Policeman Miki (Lior Ashkenazi) is first seen ordering two thugs to beat up Dror (Rotem Keinan), a meek high school teacher who Miki insists is responsible for the brutal murders of young girls. Someone secretly films Miki and his goons beating up Dror, and when the video gets online Miki’s boss suspends him while implying that he’s free to investigate Dror however he pleases. Miki’s surveillance of Dror is soon interrupted though by Gidi (Tzahi Grad), the father of one of the victims. He knocks both of them out, taking them to a secluded cabin where he’s set up a torture chamber in the basement for Dror. Gidi wants to know where his daughter’s severed head is buried, and after Miki accepts his offer to “be an accomplice” they start brutally torturing Dror.
A more concise description of the film would be that it’s Paul Dano’s subplot from Prisoners stretched out to feature length, but at least that film tried to treat its characters as humans. Directors Aharon Keshales and Navot Papushado make their point clear early on in a sequence cross cutting between its three central characters. The editing implies that they’re equally monstrous, but it also resolves the film’s central mystery before things get started. Not that it was a tough mystery to solve, as every story element of Big Bad Wolves is all too familiar. So it doesn’t come as a big surprise when Miki begins to show hesitations about torturing Dror, nor does it come as a shock when other people start poking around Gidi’s place.
That’s only a few of the many clichéd and rote elements at play in the film. It’s disappointing, since Keshales and Papushado have plenty of style to spare. The opening sequence perfectly sets the mood, with a dreamlike look that plays up on the film’s fairy tale qualities. Unfortunately the aggressive sound mix and overbearing score don’t match the polished style of the cinematography, but even at the film’s more dull points there’s always something going on visually that’s worth watching.

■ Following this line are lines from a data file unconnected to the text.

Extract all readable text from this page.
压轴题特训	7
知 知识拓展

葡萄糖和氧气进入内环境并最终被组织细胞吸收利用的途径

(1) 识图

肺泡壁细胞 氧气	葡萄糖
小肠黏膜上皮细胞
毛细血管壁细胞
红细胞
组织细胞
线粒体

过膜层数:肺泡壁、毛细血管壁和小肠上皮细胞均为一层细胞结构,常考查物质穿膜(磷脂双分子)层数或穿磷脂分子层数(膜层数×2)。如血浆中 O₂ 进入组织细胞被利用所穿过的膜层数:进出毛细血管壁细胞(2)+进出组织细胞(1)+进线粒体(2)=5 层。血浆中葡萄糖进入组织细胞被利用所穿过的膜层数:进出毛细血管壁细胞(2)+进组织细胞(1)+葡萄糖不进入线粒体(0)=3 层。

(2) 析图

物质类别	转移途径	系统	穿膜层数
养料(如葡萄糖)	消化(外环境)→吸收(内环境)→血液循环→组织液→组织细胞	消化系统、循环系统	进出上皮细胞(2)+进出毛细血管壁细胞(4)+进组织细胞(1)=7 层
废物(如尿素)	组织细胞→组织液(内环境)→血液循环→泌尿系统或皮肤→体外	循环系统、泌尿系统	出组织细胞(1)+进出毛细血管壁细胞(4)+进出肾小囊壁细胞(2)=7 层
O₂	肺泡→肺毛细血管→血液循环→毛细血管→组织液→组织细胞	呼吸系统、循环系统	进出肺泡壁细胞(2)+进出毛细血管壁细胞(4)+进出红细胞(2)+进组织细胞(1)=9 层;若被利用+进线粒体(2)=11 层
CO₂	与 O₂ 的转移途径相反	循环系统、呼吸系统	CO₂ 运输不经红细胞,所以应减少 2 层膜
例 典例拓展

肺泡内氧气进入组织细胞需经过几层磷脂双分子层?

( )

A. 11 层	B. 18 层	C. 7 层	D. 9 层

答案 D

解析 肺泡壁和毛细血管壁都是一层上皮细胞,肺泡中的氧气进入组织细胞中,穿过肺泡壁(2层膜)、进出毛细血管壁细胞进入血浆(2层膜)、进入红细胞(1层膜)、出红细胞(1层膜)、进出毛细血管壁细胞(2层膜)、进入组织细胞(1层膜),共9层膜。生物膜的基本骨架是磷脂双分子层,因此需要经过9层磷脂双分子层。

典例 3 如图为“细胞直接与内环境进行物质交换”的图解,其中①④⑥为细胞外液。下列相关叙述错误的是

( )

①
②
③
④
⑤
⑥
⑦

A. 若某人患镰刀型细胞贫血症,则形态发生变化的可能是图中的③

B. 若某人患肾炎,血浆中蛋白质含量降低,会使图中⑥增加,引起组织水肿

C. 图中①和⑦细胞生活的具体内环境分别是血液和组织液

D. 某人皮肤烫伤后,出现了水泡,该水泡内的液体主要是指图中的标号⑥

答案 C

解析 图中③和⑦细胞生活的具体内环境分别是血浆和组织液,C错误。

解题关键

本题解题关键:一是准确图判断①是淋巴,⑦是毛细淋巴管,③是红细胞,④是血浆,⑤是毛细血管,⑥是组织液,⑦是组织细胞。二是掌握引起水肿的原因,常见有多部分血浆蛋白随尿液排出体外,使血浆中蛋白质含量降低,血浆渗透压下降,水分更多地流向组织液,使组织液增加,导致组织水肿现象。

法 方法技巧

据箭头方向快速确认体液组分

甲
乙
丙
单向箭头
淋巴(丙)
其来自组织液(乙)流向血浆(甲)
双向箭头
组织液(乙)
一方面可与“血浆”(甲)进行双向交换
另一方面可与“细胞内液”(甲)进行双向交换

Big Bad Wolves tries to raise questions about the use of torture and vengeance, but these are questions that have been explored before in far better films. The film’s effectiveness might have worked better if the whole thing wasn’t wrapped inside such a derivative structure. Big Bad Wolves isn’t the first film to point out the ineffectiveness of eye for an eye justice, and it definitely won’t be the last. Let’s just hope that whoever does it next will try to make it feel refreshing again.